After Brandon came Mike, who is beyond irresistible. I told him how happy I am that he’s finally tweeting again, because I’d been getting ready to give him a hard time about that. He said, “Yeah, I had someone else doing it for me for the past couple of months, but I just got back into it.” I can’t decide if it’s a good or bad thing (probably good) that I didn’t try to say something brilliant and academic regarding the importance of online authenticity. Instead, all I said was, “Well, I’m so happy you’re back.” Brandon looked over and asked if we were talking about Twitter. (Had he heard my earlier remark after all?)
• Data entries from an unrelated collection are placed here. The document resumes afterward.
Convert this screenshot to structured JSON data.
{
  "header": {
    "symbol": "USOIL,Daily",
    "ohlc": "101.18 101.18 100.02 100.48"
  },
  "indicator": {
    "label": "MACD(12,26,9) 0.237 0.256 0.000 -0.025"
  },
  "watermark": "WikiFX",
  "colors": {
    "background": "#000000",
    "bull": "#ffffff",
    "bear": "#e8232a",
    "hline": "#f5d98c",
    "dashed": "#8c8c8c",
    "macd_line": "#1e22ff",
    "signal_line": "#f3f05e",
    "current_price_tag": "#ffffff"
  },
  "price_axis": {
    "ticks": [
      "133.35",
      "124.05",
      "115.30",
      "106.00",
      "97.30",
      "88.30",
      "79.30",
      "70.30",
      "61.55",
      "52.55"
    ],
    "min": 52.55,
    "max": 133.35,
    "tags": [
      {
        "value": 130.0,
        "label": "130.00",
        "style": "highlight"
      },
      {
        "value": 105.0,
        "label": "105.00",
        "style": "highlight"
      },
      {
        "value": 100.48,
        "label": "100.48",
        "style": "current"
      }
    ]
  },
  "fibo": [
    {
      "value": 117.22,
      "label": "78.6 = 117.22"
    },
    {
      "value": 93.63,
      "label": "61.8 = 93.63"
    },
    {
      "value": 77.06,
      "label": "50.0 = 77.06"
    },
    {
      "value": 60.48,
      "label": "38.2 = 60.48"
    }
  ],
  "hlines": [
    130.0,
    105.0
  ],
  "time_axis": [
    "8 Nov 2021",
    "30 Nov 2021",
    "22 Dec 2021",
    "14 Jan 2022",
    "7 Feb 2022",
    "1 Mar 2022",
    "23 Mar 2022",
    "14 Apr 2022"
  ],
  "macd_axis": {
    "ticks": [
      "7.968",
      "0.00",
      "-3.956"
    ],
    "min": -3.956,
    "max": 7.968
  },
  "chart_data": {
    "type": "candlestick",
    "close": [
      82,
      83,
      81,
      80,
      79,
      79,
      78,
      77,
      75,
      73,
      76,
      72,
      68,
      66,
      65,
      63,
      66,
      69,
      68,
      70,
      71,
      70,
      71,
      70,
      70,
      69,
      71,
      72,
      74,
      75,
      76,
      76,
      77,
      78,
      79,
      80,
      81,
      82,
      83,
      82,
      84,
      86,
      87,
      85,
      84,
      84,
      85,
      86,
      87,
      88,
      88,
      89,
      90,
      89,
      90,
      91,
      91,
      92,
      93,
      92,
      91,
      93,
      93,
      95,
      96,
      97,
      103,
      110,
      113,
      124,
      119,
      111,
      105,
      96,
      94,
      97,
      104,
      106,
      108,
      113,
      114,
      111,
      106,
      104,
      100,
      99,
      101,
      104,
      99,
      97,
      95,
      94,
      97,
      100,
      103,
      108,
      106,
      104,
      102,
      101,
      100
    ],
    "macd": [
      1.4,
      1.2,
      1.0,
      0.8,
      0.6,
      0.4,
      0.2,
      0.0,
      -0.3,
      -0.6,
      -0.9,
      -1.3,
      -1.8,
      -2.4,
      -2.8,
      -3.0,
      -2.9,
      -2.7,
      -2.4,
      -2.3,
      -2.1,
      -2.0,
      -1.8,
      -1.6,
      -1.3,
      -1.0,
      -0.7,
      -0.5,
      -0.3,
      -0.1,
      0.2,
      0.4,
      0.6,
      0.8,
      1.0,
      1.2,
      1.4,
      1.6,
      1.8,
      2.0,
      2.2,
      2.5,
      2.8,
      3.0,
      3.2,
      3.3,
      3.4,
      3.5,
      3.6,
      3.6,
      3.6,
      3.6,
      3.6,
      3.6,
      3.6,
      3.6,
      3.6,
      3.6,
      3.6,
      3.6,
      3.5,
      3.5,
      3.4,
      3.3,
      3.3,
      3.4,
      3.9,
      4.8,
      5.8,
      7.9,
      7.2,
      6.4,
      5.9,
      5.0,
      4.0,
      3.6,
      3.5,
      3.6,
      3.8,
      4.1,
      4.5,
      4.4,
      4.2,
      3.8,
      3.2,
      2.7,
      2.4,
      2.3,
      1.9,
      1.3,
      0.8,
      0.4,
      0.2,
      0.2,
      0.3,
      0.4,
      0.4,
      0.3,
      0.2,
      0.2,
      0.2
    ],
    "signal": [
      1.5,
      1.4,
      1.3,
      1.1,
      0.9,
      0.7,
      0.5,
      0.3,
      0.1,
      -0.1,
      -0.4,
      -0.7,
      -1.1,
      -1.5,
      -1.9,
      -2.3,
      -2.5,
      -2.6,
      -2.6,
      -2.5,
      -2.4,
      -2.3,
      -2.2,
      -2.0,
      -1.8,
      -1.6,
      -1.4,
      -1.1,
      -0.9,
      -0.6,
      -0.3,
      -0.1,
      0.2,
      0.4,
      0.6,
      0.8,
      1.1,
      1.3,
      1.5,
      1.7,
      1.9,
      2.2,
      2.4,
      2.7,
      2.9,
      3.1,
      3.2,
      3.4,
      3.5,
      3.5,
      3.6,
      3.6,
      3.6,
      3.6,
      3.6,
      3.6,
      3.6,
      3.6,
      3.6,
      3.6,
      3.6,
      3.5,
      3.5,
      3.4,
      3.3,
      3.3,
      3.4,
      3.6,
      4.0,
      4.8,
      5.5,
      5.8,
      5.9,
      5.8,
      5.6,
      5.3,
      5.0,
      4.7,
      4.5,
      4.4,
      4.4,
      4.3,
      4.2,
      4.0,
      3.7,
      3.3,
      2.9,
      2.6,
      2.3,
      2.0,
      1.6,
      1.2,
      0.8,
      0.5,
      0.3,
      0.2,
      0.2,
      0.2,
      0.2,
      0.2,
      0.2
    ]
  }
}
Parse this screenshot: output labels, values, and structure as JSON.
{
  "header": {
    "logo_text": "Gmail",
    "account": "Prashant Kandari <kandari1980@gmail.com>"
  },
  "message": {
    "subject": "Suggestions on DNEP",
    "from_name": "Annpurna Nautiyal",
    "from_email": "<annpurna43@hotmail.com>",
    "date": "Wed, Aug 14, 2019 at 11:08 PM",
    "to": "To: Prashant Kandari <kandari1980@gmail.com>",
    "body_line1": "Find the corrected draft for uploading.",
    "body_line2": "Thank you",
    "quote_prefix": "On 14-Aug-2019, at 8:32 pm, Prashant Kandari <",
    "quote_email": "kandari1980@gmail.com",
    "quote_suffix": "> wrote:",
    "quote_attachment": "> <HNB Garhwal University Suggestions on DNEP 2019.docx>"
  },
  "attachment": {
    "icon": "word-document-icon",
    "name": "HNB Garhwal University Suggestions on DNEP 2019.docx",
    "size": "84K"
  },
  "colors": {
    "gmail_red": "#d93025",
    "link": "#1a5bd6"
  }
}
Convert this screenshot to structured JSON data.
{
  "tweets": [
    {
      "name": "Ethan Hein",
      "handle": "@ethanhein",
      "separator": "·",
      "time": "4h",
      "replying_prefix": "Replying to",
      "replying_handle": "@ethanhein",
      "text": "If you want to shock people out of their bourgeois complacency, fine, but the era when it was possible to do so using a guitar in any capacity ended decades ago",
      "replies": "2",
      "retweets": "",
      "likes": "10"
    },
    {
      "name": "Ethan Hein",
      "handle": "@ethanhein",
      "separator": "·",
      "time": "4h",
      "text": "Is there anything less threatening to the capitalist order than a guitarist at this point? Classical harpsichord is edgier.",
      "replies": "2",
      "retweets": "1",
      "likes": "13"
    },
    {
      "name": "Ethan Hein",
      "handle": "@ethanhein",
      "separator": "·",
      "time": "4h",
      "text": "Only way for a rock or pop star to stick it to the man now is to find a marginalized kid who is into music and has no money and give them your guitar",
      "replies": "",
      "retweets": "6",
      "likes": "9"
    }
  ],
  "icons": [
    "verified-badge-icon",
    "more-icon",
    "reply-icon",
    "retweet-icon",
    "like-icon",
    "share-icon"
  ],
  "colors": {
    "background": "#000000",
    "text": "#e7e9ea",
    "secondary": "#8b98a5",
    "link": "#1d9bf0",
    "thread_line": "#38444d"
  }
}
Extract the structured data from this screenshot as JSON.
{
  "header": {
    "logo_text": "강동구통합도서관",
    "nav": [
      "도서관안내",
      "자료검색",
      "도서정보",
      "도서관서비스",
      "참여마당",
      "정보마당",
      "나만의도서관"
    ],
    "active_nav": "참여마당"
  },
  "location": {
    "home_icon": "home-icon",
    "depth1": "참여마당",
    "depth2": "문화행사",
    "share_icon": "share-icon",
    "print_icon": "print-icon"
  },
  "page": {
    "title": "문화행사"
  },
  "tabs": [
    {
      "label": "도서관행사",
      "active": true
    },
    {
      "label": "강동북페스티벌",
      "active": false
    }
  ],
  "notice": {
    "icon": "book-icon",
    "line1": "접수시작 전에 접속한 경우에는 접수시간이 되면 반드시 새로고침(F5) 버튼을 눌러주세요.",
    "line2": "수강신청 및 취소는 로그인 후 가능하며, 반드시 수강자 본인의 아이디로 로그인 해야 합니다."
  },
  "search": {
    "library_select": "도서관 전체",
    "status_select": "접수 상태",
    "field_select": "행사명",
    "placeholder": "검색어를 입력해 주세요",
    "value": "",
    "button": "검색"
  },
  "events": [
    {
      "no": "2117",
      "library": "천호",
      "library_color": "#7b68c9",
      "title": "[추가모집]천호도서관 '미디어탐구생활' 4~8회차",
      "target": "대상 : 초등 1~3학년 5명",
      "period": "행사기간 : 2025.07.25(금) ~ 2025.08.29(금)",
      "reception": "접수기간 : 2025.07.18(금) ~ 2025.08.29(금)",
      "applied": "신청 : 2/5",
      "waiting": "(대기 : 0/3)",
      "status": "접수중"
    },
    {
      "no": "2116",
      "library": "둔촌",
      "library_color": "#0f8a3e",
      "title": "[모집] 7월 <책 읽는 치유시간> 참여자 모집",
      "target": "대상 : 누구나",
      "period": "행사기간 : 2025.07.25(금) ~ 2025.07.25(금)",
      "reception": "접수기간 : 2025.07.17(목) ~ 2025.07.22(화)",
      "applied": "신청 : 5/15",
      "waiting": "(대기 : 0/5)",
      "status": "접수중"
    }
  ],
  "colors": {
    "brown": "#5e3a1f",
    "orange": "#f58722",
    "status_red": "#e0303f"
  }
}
Last but not least was Josė Pasillas, who didn’t make eye contact, but was nonetheless attentive. I told him I’d been looking forward to meeting him, because I’m seriously considering taking up the drums in spite of my advanced age. I gave him my stupid line about how, when you get to be as old as me, all you want to do is beat things with sticks. “You’ll find out,” I said, and he assured me that drumming is “very therapeutic.”
After the group photo, it was time to say goodbye. I was standing near Mike, who was giving out hugs, and I surprised myself for being bold enough to ask if I could have one for being the oldest person in the room. He sweetly obliged, and then Brandon shook my hand and thanked me again for the cake. Whatever I said back to him must have sounded like gibberish, because by that time I was so overcome by such a concentrated amount of loveliness in such a small amount of space and time. Or maybe intoxicated is a better word, because now that I’m back home I’m beginning to feel that these meet & greets can be addictive, and I’m already dreaming about doing it again some day.
It wasn’t until much later that night that I was able to get a good look at all the autographs, and I started to think about where I’d hang the card if I had it framed. Since Chris, bless his heart, had actually included the word “cake,” I decided there’s only one right place for it: my kitchen.